Sunday, October 29, 2006

38. Seven Types of Ambiguity

by Elliot Perlman

When I was in the middle of Seven Types of Ambiguity, this is what I wrote in my commonplace book:

“I suppose I can’t say that this is the single most amazing book I’ve read this year, because I’ve read some pretty amazing books and I’d be hard-pressed to crown just one. But what I can say is that this is the single most unexpectedly amazing book I’ve read this year.”

At the time, this was true.

I first heard about this hefty Elliot Perlman tome in Esquire’s “Big Important Book of the Month” column, wherein Tyler Cabot wrote, “Perlman writes with such convincing simplicity – his sentences read like whiskey-fueled confessions – that you can’t help but imagine being locked in a room with his characters, devising a plan to palliate their woes.” (There’s actually a large chunk of this review quoted on the back cover of the paperback.) Rereading that review, I’m not sure what about it sparked my interest in the book, but I stuck in on my reading list and when I found it remaindered at Unabridged, aka The Best Bookstore Ever!, I picked it up. I didn’t start it until later when I was sitting on an Amtrak train, coming back to Chicago from Michigan. I was completely engrossed for those four and a half hours. When I wrote those words in my book, several hundred pages later, I meant them.

The story centers around one pivotal moment and the sweeping affect it has through seven lives. That moment is when Simon Heywood, our central character, picks up the child of his college girlfriend from his school, without her permission. The cops bust into his apartment and he’s taken away to jail, even though the son was not harmed in any way. That’s just the moment. What made me use the word “amazing” was the way the story went back in time and forward through the future and spanned different personalities and viewpoints to become this sweeping, massive work that can only appropriately be described as Literature. Seriously. I think we may be reading this one decades from now.

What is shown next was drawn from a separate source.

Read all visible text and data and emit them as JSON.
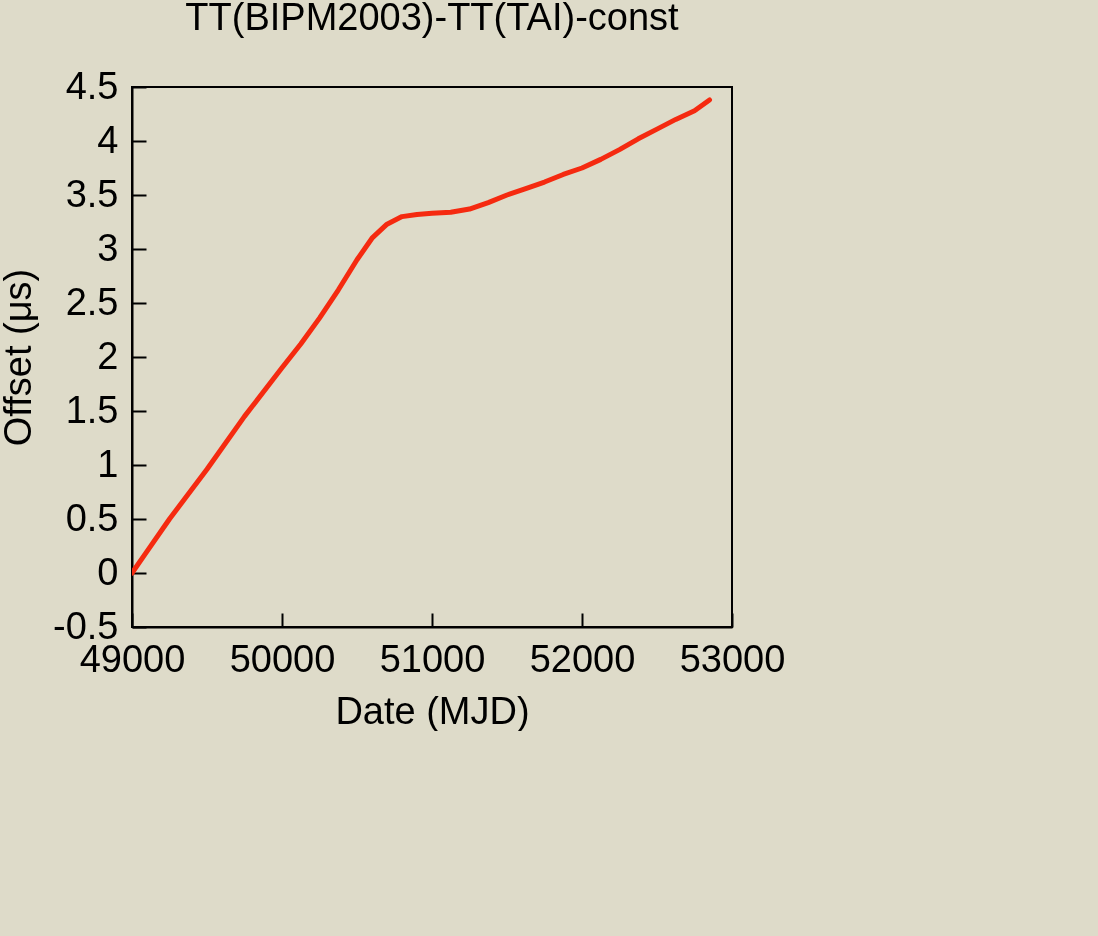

This is the way you write a story from seven different viewpoints, I thought. (Andrew Winston, that was directed at YOU.) Perlman doesn’t just give us snippets of these seven different thoughts, he actually spends time in these characters’ minds and gives us intricately fleshed out accounts of their lives. What’s most surprising is that you’re never quite sure who your narrator is going to be next. As the book opens it’s Dr. Alex Klima, the psychiatrist Simon’s father hires to treat him but who ends up far more embedded in Simon’s trials than professionally, or even personally, advisable. Perlman turns next to Joe Geraghty, father to the boy Simon takes and husband to woman for whom Simon pines. I won’t tell you who else takes a turn at narrator, because half the fun was wondering whose side of the story I was going to get next, but it was an ingenious way to keep the story alive and it drove home the point that there’s more than one side to everything. Because Perlman is a truly great writer, this usually tricky device works and it works well.

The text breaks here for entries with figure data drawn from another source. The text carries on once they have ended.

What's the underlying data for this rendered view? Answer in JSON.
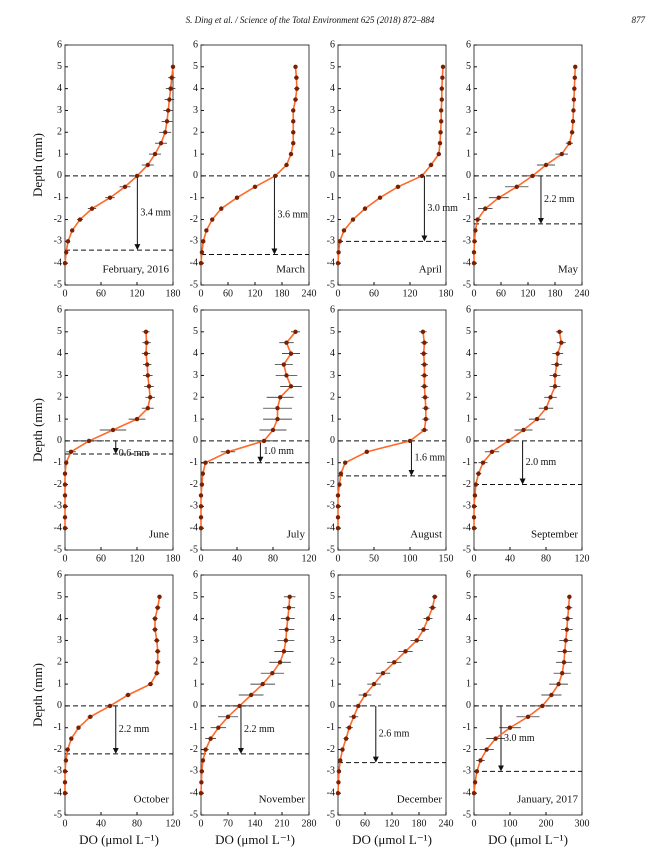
{
  "header": {
    "citation": "S. Ding et al. / Science of the Total Environment 625 (2018) 872–884",
    "page": "877"
  },
  "chart_data": [
    {
      "type": "profile",
      "label": "February, 2016",
      "annotation": "3.4 mm",
      "ylabel": "Depth (mm)",
      "hlines": [
        0,
        -3.4
      ],
      "xlim": [
        0,
        180
      ],
      "xticks": [
        0,
        60,
        120,
        180
      ],
      "ylim": [
        -5,
        6
      ],
      "yticks": [
        -5,
        -4,
        -3,
        -2,
        -1,
        0,
        1,
        2,
        3,
        4,
        5,
        6
      ],
      "y": [
        5,
        4.5,
        4,
        3.5,
        3,
        2.5,
        2,
        1.5,
        1,
        0.5,
        0,
        -0.5,
        -1,
        -1.5,
        -2,
        -2.5,
        -3,
        -3.5,
        -4
      ],
      "x": [
        180,
        178,
        176,
        174,
        172,
        170,
        167,
        160,
        150,
        138,
        120,
        100,
        75,
        45,
        25,
        12,
        5,
        2,
        0
      ],
      "xerr": [
        3,
        6,
        8,
        8,
        8,
        9,
        10,
        10,
        10,
        10,
        9,
        9,
        8,
        7,
        5,
        3,
        2,
        1,
        0
      ]
    },
    {
      "type": "profile",
      "label": "March",
      "annotation": "3.6 mm",
      "hlines": [
        0,
        -3.6
      ],
      "xlim": [
        0,
        240
      ],
      "xticks": [
        0,
        60,
        120,
        180,
        240
      ],
      "ylim": [
        -5,
        6
      ],
      "yticks": [
        -5,
        -4,
        -3,
        -2,
        -1,
        0,
        1,
        2,
        3,
        4,
        5,
        6
      ],
      "y": [
        5,
        4.5,
        4,
        3.5,
        3,
        2.5,
        2,
        1.5,
        1,
        0.5,
        0,
        -0.5,
        -1,
        -1.5,
        -2,
        -2.5,
        -3,
        -3.5,
        -4
      ],
      "x": [
        210,
        212,
        213,
        210,
        205,
        205,
        205,
        205,
        200,
        190,
        165,
        120,
        80,
        45,
        25,
        12,
        5,
        2,
        0
      ],
      "xerr": [
        4,
        5,
        6,
        5,
        4,
        4,
        4,
        4,
        4,
        5,
        5,
        5,
        4,
        4,
        3,
        2,
        1,
        1,
        0
      ]
    },
    {
      "type": "profile",
      "label": "April",
      "annotation": "3.0 mm",
      "hlines": [
        0,
        -3
      ],
      "xlim": [
        0,
        180
      ],
      "xticks": [
        0,
        60,
        120,
        180
      ],
      "ylim": [
        -5,
        6
      ],
      "yticks": [
        -5,
        -4,
        -3,
        -2,
        -1,
        0,
        1,
        2,
        3,
        4,
        5,
        6
      ],
      "y": [
        5,
        4.5,
        4,
        3.5,
        3,
        2.5,
        2,
        1.5,
        1,
        0.5,
        0,
        -0.5,
        -1,
        -1.5,
        -2,
        -2.5,
        -3,
        -3.5,
        -4
      ],
      "x": [
        175,
        174,
        173,
        173,
        172,
        172,
        171,
        170,
        168,
        155,
        140,
        100,
        70,
        45,
        25,
        10,
        3,
        1,
        0
      ],
      "xerr": [
        2,
        2,
        2,
        2,
        2,
        2,
        2,
        2,
        3,
        4,
        4,
        4,
        3,
        3,
        2,
        2,
        1,
        1,
        0
      ]
    },
    {
      "type": "profile",
      "label": "May",
      "annotation": "2.2 mm",
      "hlines": [
        0,
        -2.2
      ],
      "xlim": [
        0,
        240
      ],
      "xticks": [
        0,
        60,
        120,
        180,
        240
      ],
      "ylim": [
        -5,
        6
      ],
      "yticks": [
        -5,
        -4,
        -3,
        -2,
        -1,
        0,
        1,
        2,
        3,
        4,
        5,
        6
      ],
      "y": [
        5,
        4.5,
        4,
        3.5,
        3,
        2.5,
        2,
        1.5,
        1,
        0.5,
        0,
        -0.5,
        -1,
        -1.5,
        -2,
        -2.5,
        -3,
        -3.5,
        -4
      ],
      "x": [
        225,
        224,
        223,
        222,
        221,
        220,
        218,
        212,
        195,
        160,
        130,
        95,
        55,
        25,
        8,
        3,
        1,
        0,
        0
      ],
      "xerr": [
        3,
        3,
        3,
        4,
        4,
        4,
        5,
        8,
        14,
        20,
        24,
        26,
        22,
        16,
        8,
        3,
        1,
        0,
        0
      ]
    },
    {
      "type": "profile",
      "label": "June",
      "annotation": "0.6 mm",
      "ylabel": "Depth (mm)",
      "hlines": [
        0,
        -0.6
      ],
      "xlim": [
        0,
        180
      ],
      "xticks": [
        0,
        60,
        120,
        180
      ],
      "ylim": [
        -5,
        6
      ],
      "yticks": [
        -5,
        -4,
        -3,
        -2,
        -1,
        0,
        1,
        2,
        3,
        4,
        5,
        6
      ],
      "y": [
        5,
        4.5,
        4,
        3.5,
        3,
        2.5,
        2,
        1.5,
        1,
        0.5,
        0,
        -0.5,
        -1,
        -1.5,
        -2,
        -2.5,
        -3,
        -3.5,
        -4
      ],
      "x": [
        135,
        136,
        135,
        137,
        138,
        140,
        142,
        138,
        120,
        80,
        40,
        10,
        2,
        0,
        0,
        0,
        0,
        0,
        0
      ],
      "xerr": [
        6,
        7,
        7,
        7,
        8,
        8,
        8,
        10,
        14,
        22,
        25,
        8,
        2,
        0,
        0,
        0,
        0,
        0,
        0
      ]
    },
    {
      "type": "profile",
      "label": "July",
      "annotation": "1.0 mm",
      "hlines": [
        0,
        -1
      ],
      "xlim": [
        0,
        120
      ],
      "xticks": [
        0,
        40,
        80,
        120
      ],
      "ylim": [
        -5,
        6
      ],
      "yticks": [
        -5,
        -4,
        -3,
        -2,
        -1,
        0,
        1,
        2,
        3,
        4,
        5,
        6
      ],
      "y": [
        5,
        4.5,
        4,
        3.5,
        3,
        2.5,
        2,
        1.5,
        1,
        0.5,
        0,
        -0.5,
        -1,
        -1.5,
        -2,
        -2.5,
        -3,
        -3.5,
        -4
      ],
      "x": [
        105,
        95,
        100,
        92,
        95,
        100,
        88,
        85,
        85,
        80,
        70,
        30,
        5,
        2,
        1,
        0,
        0,
        0,
        0
      ],
      "xerr": [
        5,
        8,
        10,
        10,
        12,
        12,
        15,
        16,
        16,
        15,
        14,
        8,
        2,
        1,
        0,
        0,
        0,
        0,
        0
      ]
    },
    {
      "type": "profile",
      "label": "August",
      "annotation": "1.6 mm",
      "hlines": [
        0,
        -1.6
      ],
      "xlim": [
        0,
        150
      ],
      "xticks": [
        0,
        50,
        100,
        150
      ],
      "ylim": [
        -5,
        6
      ],
      "yticks": [
        -5,
        -4,
        -3,
        -2,
        -1,
        0,
        1,
        2,
        3,
        4,
        5,
        6
      ],
      "y": [
        5,
        4.5,
        4,
        3.5,
        3,
        2.5,
        2,
        1.5,
        1,
        0.5,
        0,
        -0.5,
        -1,
        -1.5,
        -2,
        -2.5,
        -3,
        -3.5,
        -4
      ],
      "x": [
        118,
        120,
        119,
        120,
        120,
        120,
        121,
        122,
        122,
        120,
        100,
        40,
        10,
        4,
        2,
        0,
        0,
        0,
        0
      ],
      "xerr": [
        5,
        5,
        5,
        5,
        5,
        5,
        5,
        5,
        5,
        5,
        4,
        3,
        1,
        1,
        0,
        0,
        0,
        0,
        0
      ]
    },
    {
      "type": "profile",
      "label": "September",
      "annotation": "2.0 mm",
      "hlines": [
        0,
        -2
      ],
      "xlim": [
        0,
        120
      ],
      "xticks": [
        0,
        40,
        80,
        120
      ],
      "ylim": [
        -5,
        6
      ],
      "yticks": [
        -5,
        -4,
        -3,
        -2,
        -1,
        0,
        1,
        2,
        3,
        4,
        5,
        6
      ],
      "y": [
        5,
        4.5,
        4,
        3.5,
        3,
        2.5,
        2,
        1.5,
        1,
        0.5,
        0,
        -0.5,
        -1,
        -1.5,
        -2,
        -2.5,
        -3,
        -3.5,
        -4
      ],
      "x": [
        95,
        97,
        93,
        92,
        90,
        90,
        85,
        80,
        70,
        55,
        38,
        20,
        10,
        5,
        2,
        1,
        0,
        0,
        0
      ],
      "xerr": [
        4,
        5,
        6,
        6,
        6,
        6,
        7,
        8,
        9,
        10,
        10,
        8,
        5,
        3,
        1,
        1,
        0,
        0,
        0
      ]
    },
    {
      "type": "profile",
      "label": "October",
      "annotation": "2.2 mm",
      "ylabel": "Depth (mm)",
      "xlabel": "DO (μmol L⁻¹)",
      "hlines": [
        0,
        -2.2
      ],
      "xlim": [
        0,
        120
      ],
      "xticks": [
        0,
        40,
        80,
        120
      ],
      "ylim": [
        -5,
        6
      ],
      "yticks": [
        -5,
        -4,
        -3,
        -2,
        -1,
        0,
        1,
        2,
        3,
        4,
        5,
        6
      ],
      "y": [
        5,
        4.5,
        4,
        3.5,
        3,
        2.5,
        2,
        1.5,
        1,
        0.5,
        0,
        -0.5,
        -1,
        -1.5,
        -2,
        -2.5,
        -3,
        -3.5,
        -4
      ],
      "x": [
        105,
        103,
        100,
        100,
        102,
        103,
        103,
        102,
        95,
        70,
        50,
        28,
        15,
        7,
        3,
        1,
        0,
        0,
        0
      ],
      "xerr": [
        2,
        3,
        3,
        3,
        3,
        3,
        3,
        3,
        3,
        3,
        3,
        3,
        2,
        2,
        1,
        1,
        0,
        0,
        0
      ]
    },
    {
      "type": "profile",
      "label": "November",
      "annotation": "2.2 mm",
      "xlabel": "DO (μmol L⁻¹)",
      "hlines": [
        0,
        -2.2
      ],
      "xlim": [
        0,
        280
      ],
      "xticks": [
        0,
        70,
        140,
        210,
        280
      ],
      "ylim": [
        -5,
        6
      ],
      "yticks": [
        -5,
        -4,
        -3,
        -2,
        -1,
        0,
        1,
        2,
        3,
        4,
        5,
        6
      ],
      "y": [
        5,
        4.5,
        4,
        3.5,
        3,
        2.5,
        2,
        1.5,
        1,
        0.5,
        0,
        -0.5,
        -1,
        -1.5,
        -2,
        -2.5,
        -3,
        -3.5,
        -4
      ],
      "x": [
        230,
        228,
        225,
        222,
        220,
        215,
        205,
        185,
        160,
        130,
        100,
        70,
        45,
        25,
        12,
        5,
        2,
        1,
        0
      ],
      "xerr": [
        15,
        16,
        18,
        20,
        22,
        25,
        28,
        30,
        32,
        32,
        30,
        26,
        20,
        14,
        8,
        4,
        2,
        1,
        0
      ]
    },
    {
      "type": "profile",
      "label": "December",
      "annotation": "2.6 mm",
      "xlabel": "DO (μmol L⁻¹)",
      "hlines": [
        0,
        -2.6
      ],
      "xlim": [
        0,
        240
      ],
      "xticks": [
        0,
        60,
        120,
        180,
        240
      ],
      "ylim": [
        -5,
        6
      ],
      "yticks": [
        -5,
        -4,
        -3,
        -2,
        -1,
        0,
        1,
        2,
        3,
        4,
        5,
        6
      ],
      "y": [
        5,
        4.5,
        4,
        3.5,
        3,
        2.5,
        2,
        1.5,
        1,
        0.5,
        0,
        -0.5,
        -1,
        -1.5,
        -2,
        -2.5,
        -3,
        -3.5,
        -4
      ],
      "x": [
        215,
        210,
        200,
        190,
        175,
        150,
        125,
        100,
        80,
        60,
        45,
        35,
        25,
        18,
        10,
        5,
        2,
        1,
        0
      ],
      "xerr": [
        6,
        8,
        10,
        12,
        14,
        16,
        16,
        16,
        15,
        14,
        12,
        10,
        8,
        6,
        4,
        2,
        1,
        0,
        0
      ]
    },
    {
      "type": "profile",
      "label": "January, 2017",
      "annotation": "3.0 mm",
      "xlabel": "DO (μmol L⁻¹)",
      "hlines": [
        0,
        -3
      ],
      "xlim": [
        0,
        300
      ],
      "xticks": [
        0,
        100,
        200,
        300
      ],
      "ylim": [
        -5,
        6
      ],
      "yticks": [
        -5,
        -4,
        -3,
        -2,
        -1,
        0,
        1,
        2,
        3,
        4,
        5,
        6
      ],
      "y": [
        5,
        4.5,
        4,
        3.5,
        3,
        2.5,
        2,
        1.5,
        1,
        0.5,
        0,
        -0.5,
        -1,
        -1.5,
        -2,
        -2.5,
        -3,
        -3.5,
        -4
      ],
      "x": [
        265,
        263,
        260,
        258,
        255,
        252,
        250,
        245,
        235,
        215,
        190,
        150,
        100,
        60,
        35,
        18,
        8,
        3,
        0
      ],
      "xerr": [
        6,
        10,
        14,
        16,
        18,
        20,
        22,
        24,
        26,
        28,
        30,
        32,
        30,
        26,
        20,
        12,
        6,
        2,
        0
      ]
    }
  ]
}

Then I came to the end. Sandra at Book World remarked that any regular reader would have seen this end coming, but I didn’t. I didn’t see it coming because it was the most predictable, neat, tied up ending there possibly could have been and I didn’t want the book to end this way. Happily. Not that it’s entirely happy, as our final narrator has much pent up anger and resentment for a father that forwent his family for an obsession, but it’s far more happy than I wanted and I was truly disappointed at this. I, otherwise, loved the book so much that I actually tried to construe the ending to convince myself Perlman was trying to tell us that the characters were far more screwed up than we even knew, but I think I was going out on a limb there. I think, maybe, they were just supposed to be happy. Unfortunately, I just don’t buy it.

In my commonplace book I also wrote down the phrase, “I believe that you can’t choose your favorite books. They choose you.” I do believe that, because when I first read the books that are now my favorites I didn’t know that one day they would be. I loved Seven Types of Ambiguity, right up until the end, but maybe it can’t be a favorite. Not right away. I do know that even though I didn’t love the end, I’ll read this again some day and we’ll see where it falls on the scale of favorites then.